Le président afghan Hamid Karzaï a invité les talibans à parler directement à son gouvernement, tout en demandant au Pakistan de faciliter les négociations de paix après dix années de guerre en Afghanistan.

«Dans le but de réaliser les objectifs du processus de paix, j'invite la direction des talibans à engager des discussions directes avec le gouvernement afghan», a déclaré M. Karzaï dans un communiqué.

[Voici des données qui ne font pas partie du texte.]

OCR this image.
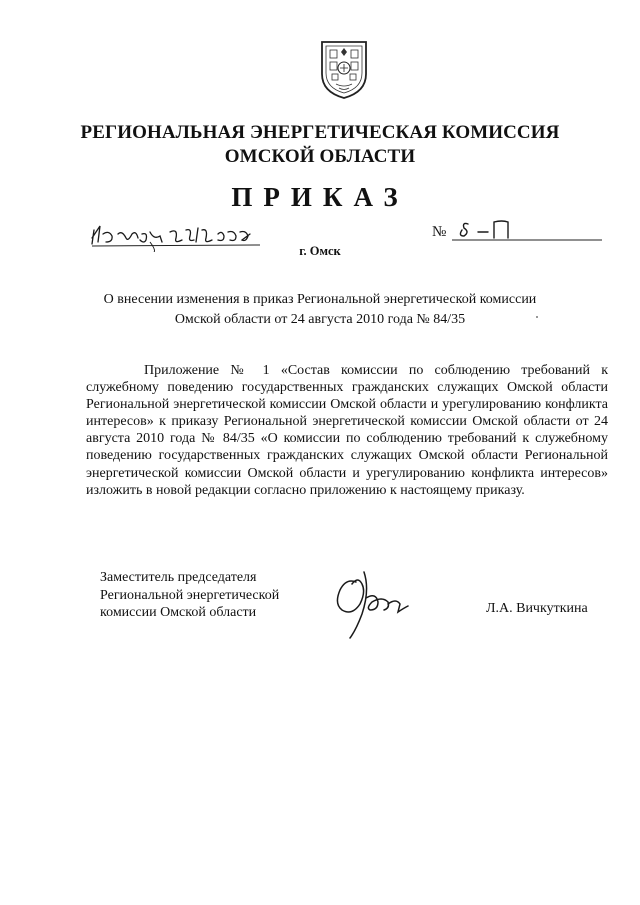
РЕГИОНАЛЬНАЯ ЭНЕРГЕТИЧЕСКАЯ КОМИССИЯ
ОМСКОЙ ОБЛАСТИ
ПРИКАЗ
№
г. Омск
О внесении изменения в приказ Региональной энергетической комиссии Омской области от 24 августа 2010 года № 84/35
Приложение № 1 «Состав комиссии по соблюдению требований к служебному поведению государственных гражданских служащих Омской области Региональной энергетической комиссии Омской области и урегулированию конфликта интересов» к приказу Региональной энергетической комиссии Омской области от 24 августа 2010 года № 84/35 «О комиссии по соблюдению требований к служебному поведению государственных гражданских служащих Омской области Региональной энергетической комиссии Омской области и урегулированию конфликта интересов» изложить в новой редакции согласно приложению к настоящему приказу.
Заместитель председателя
Региональной энергетической
комиссии Омской области	Л.А. Вичкуткина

«Tout en soulignant l'importance du soutien du Pakistan dans le processus de paix, je demande au gouvernement frère du Pakistan de soutenir et de faciliter nos efforts de négociations directes» avec les insurgés, a-t-il poursuivi.

Les talibans, chassés du pouvoir à la fin 2001 par une coalition menée par les États-Unis, poursuivent depuis dix ans une guérilla contre les armées occidentales et afghane. Début janvier, ils ont annoncé leur intention d'ouvrir un bureau au Qatar pour discuter avec les États-Unis.

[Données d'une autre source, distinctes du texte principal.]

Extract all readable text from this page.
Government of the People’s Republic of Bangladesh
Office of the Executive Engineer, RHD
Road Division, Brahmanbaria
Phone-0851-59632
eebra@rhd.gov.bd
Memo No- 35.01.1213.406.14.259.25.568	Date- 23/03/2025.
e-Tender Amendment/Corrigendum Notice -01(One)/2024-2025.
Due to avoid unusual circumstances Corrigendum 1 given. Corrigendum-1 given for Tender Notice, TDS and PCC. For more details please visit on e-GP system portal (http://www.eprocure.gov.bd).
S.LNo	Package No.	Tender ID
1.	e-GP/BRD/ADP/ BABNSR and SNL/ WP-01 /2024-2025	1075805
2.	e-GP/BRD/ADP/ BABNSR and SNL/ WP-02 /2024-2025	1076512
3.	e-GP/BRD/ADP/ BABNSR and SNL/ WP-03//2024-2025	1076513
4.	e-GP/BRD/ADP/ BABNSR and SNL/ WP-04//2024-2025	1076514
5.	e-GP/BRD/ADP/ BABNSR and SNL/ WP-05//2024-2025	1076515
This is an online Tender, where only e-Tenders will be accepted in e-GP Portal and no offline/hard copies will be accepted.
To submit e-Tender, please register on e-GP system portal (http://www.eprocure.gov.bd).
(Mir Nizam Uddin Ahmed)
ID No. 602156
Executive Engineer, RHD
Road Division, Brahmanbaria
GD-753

Le gouvernement afghan a donné son accord pour l'installation de cette représentation hors d'Afghanistan, tout en ne cachant pas sa crainte d'être mis à l'écart des négociations. Washington a à plusieurs reprises rassuré les autorités afghanes quant à leur présence dans ces discussions.

La position de Kaboul semble, de fait, particulièrement délicate, Hamid Karzaï multipliant les déclarations contradictoires.

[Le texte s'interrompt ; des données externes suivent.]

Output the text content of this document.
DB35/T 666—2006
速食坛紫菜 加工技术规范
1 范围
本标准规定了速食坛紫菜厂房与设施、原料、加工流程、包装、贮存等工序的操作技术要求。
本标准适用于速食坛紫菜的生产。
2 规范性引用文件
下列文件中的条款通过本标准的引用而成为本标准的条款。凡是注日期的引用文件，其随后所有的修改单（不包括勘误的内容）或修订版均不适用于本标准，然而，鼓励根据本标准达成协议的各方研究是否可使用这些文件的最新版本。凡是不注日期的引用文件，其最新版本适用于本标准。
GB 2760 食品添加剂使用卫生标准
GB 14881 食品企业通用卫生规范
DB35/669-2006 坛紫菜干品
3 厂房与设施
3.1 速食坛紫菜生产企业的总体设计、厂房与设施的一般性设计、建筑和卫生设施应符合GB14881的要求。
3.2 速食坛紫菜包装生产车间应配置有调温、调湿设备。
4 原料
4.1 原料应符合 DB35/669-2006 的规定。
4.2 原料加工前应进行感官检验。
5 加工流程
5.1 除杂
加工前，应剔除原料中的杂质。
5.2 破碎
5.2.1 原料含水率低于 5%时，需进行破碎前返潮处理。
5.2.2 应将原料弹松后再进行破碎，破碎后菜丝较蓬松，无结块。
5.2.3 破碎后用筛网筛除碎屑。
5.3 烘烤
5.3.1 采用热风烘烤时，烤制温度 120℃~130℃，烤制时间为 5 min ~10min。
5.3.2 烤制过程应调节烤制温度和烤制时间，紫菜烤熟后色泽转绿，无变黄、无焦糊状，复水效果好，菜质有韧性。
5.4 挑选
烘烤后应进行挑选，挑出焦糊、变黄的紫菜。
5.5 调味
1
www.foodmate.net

Dans une interview à la chaîne australienne SBS diffusée mardi, le chef d'État afghan affirme ainsi parler «chaque jour» aux insurgés. «Nous leur parlions il y a quelques jours à peine quelque part dans la région», observe-t-il lors d'un entretien qui s'est tenu la semaine passée.

Jeudi dernier, ce même Hamid Karzaï, en affirmant qu'«il y a eu des contacts entre le gouvernement afghan et les talibans», a provoqué l'ire des insurgés, qui ont «rejeté fortement» les déclarations du président afghan.

Dans leurs diverses prises de parole, souvent publiées sur leur site «Voice of Jihad» (la voix du djihad), les rebelles qualifient généralement Kaboul d'«administration fantoche», de «marionnette» «sans pouvoir», de «larbin» ou de «dupe».

Mi-février, un porte-parole des rebelles, Zabiullah Mujahid, avait observé, dans une réponse écrite à CNN, que rencontrer les autorités afghanes «ne serait pas avantageux pour résoudre» la question afghane.

«La question est de savoir qui a le pouvoir de prendre une décision et qui ne l'a pas» et «tous dans le monde savent que ceux qui ont l'autorité par opposition aux (talibans) est l'Amérique», avait-il ajouté.

Déterminé à tourner la page de 2011, désastreuse pour son image avec, entre autres, la découverte qu'Oussama ben Laden s'était caché pendant plusieurs années chez lui avant d'y être tué en mai par un commando américain, le Pakistan semble déterminé à jouer un rôle dans le processus de paix en Afghanistan, profitant de l'ouverture diplomatique annoncée par les talibans.

Islamabad considère comme vitale la présence de régimes amis chez ses voisins iranien et afghan en raison de ce qu'il considère comme une menace permanente sur sa frontière avec son rival de toujours, l'Inde. Mais il est régulièrement accusé par Washington et Kaboul de soutenir les talibans afghans.